While not enough information has been made public yet about either situation, you have to assume that both were avoidable with enough prior testing or additional measures in place. How much is enough? It’s all a calculation of risk. For the NYSE, there are a few alternatives, and not a lot of competition. They might have some SLAs with organizations that trade on their exchange. Still, with a capitalization of over $13 trillion, downtime is crazy expensive.
For United, the issues are just one more in a string of public struggles as the airline converts from multiple systems as the result of a merger with Continental Airlines.

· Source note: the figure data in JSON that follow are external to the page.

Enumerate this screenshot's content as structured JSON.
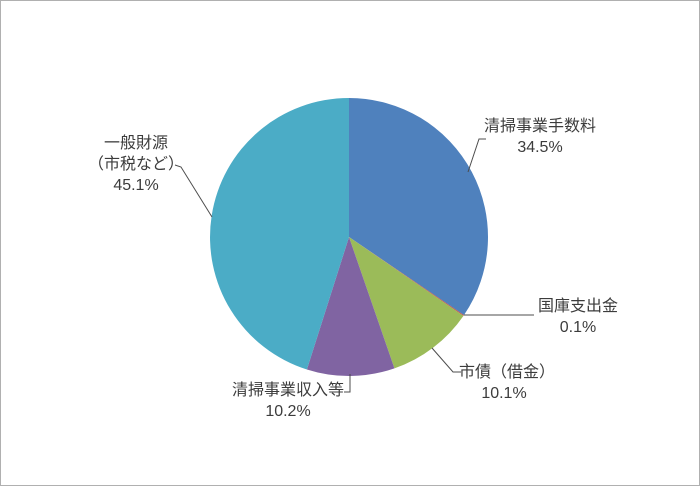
{
  "chart_data": {
    "type": "pie",
    "title": "",
    "direction": "clockwise",
    "start_angle_deg": 0,
    "center": [
      348,
      236
    ],
    "radius": 139,
    "slices": [
      {
        "label": "清掃事業手数料",
        "value": 34.5,
        "pct_label": "34.5%",
        "color": "#4F81BD"
      },
      {
        "label": "国庫支出金",
        "value": 0.1,
        "pct_label": "0.1%",
        "color": "#C0504D"
      },
      {
        "label": "市債（借金）",
        "value": 10.1,
        "pct_label": "10.1%",
        "color": "#9BBB59"
      },
      {
        "label": "清掃事業収入等",
        "value": 10.2,
        "pct_label": "10.2%",
        "color": "#8064A2"
      },
      {
        "label": "一般財源（市税など）",
        "value": 45.1,
        "pct_label": "45.1%",
        "color": "#4BACC6",
        "label_lines": [
          "一般財源",
          "（市税など）"
        ]
      }
    ],
    "legend": "none",
    "leader_line_color": "#4d4d4d",
    "label_text_color": "#3c3c3c",
    "background_color": "#ffffff"
  }
}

With so little information available, it’s impossible to say if Uplogix could have helped or prevented United’s issues yesterday, but what-if conversations in the Uplogix office focused on some of our core functionalities made for issues like this:
With a direct connection to devices like routers and switches, Uplogix monitors at a greater frequency than common for SNMP polling, and since it’s not network traffic, device interrogation over the console port doesn’t tax the device nearly as much. Even at the higher frequencies.
Benefit: Know what’s happening faster and be able to triangulate issues much more rapidly.
Run Book Automation
When a problem is detected — maybe it’s immediate, or a trend over a period of time heading in the wrong direction, Uplogix can take steps on your behalf. Maybe it’s to clear an interface or cycle power. Maybe that router went into ROMmon state — Uplogix can take your initial run book steps automatically. And unlike people, we never skip steps.
Benefit: Know that initial steps happen. In many cases, issues can be addressed without human intervention. In tougher problems, you aren’t starting at square one. You can start knowing exactly where the problem is and who owns the problem. We call that the mean-time-to-innocence.
You can bet that when planes are grounded and trading suspended, many people are asking WTF. For Uplogix customers, that means WAN Traffic Failover — our ability to route primary traffic over our out-of-band link during an outage.
Benefit: Keep traffic moving and customers happy while you address the issue. WTF can be an inexpensive failover alternative for a fair amount of traffic (LTE modems have a healthy bandwidth). Still, probably not what you’d want for running the world’s largest exchange or a top 5 airline.
So maybe Uplogix couldn’t have avoided the issues that plagued United and the NYSE this week, it’s hard to know, but the good news is that Uplogix might be able to solve your issues. Maybe we could even keep you from making the news…